Fuck You! might be the biggest pop success story of 2010. Cee Lo Green wasn’t exactly reigning in pop ubiquity before it dropped, but thanks to some sunny brass, an instantly catchy sing-along chorus and a lot of internet buzz, the former Goodie Mob crooner had his first bona fide hit since Gnarls Barkley.
This is also the first time Cee Lo has put out a record under his own name since 2004′s excellent Cee Lo Green… Is The Soul Machine. The Lady Killer finds Cee Lo again rehashing those old sounds in the best ways possible. The production is tuned up, Green sings with an added bellow, and the arrangements are more grand and adventurous. The Lady Killer advances and elaborates on Cee Lo’s every strength.
The Lady Killer is comes across as a love letter to warm, ’60s Motown – before the bankruptcy, addiction, and exhaustion of the ’70s crept into the music. UK pop demigod Fraser T Smith contributes four productions that sound absolutely amped up on showman giddiness – the strings, horns and choirs never hit a sour note – and they don’t even slow down for the breakup songs.

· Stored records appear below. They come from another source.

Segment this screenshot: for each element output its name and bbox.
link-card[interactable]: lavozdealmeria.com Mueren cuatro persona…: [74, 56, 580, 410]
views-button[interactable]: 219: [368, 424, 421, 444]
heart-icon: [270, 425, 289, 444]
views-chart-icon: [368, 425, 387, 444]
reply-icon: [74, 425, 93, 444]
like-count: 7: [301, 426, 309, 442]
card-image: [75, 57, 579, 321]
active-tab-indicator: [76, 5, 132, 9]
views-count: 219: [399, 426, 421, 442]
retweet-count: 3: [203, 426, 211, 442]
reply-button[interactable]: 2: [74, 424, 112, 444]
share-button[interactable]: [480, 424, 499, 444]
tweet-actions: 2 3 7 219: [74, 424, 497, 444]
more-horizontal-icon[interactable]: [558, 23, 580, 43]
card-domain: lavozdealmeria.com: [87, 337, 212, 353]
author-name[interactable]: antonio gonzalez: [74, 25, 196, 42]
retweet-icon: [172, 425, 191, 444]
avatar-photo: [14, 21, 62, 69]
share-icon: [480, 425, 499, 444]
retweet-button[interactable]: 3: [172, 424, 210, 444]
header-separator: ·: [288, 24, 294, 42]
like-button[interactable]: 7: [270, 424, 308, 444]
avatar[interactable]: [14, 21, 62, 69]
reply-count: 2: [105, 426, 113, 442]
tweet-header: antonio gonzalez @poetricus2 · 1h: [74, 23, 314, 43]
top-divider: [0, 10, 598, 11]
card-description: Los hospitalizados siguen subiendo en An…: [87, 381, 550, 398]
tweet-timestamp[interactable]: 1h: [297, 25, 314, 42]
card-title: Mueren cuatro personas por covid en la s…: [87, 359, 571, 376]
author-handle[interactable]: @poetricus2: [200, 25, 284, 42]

Cee Lo sounds a little smoothed out since his agro-funk days, with maybe a little bit of helium let out of his voice, and it really compliments the uncluttered silkiness that defines the album sonically. It’s like listening to a time capsule, a particularly excellent rarities compilation, or all the greatest Motown jams that never made it to tape.
The only thing that sounds inherently new here is the post-intro curveball, Bright Lights Bigger City, which combines an electro-funk groove, swirling violins and a massive rave-synth chorus. It’s great, off-the-wall, and totally engaging, but it’s not even the biggest surprise on The Lady Killer.
The surprise comes at the very end. Producer Paul Epworth cues up a majestic organ, a robotic breakbeat and a strangely familiar guitar pluck. Of course all is revealed when Cee Lo sings the opening lyric of No One’s Gonna Love You: “It’s looking like a limb torn off.” A Band of Horses cover isn’t the first thing you’d expect from a soul singer, but when he hits that immortal chorus, amidst a truly heart-racing orchestral swell – “No one’s ever gonna love you more than I do!” – it couldn’t be a more perfect fit.
Cee Lo sticks to what makes him strong all the way through The Lady Killer. And, luckily for us, what makes him strong is still miles ahead of the rest of the game. He’s crafted an album that’s sole and obsessive goal is to be enjoyed. It doesn’t have any pretenses about being great and achieves in the most basic way possible: by being impeccably organized, well-sung, and well-written, with not an ounce of filler in sight.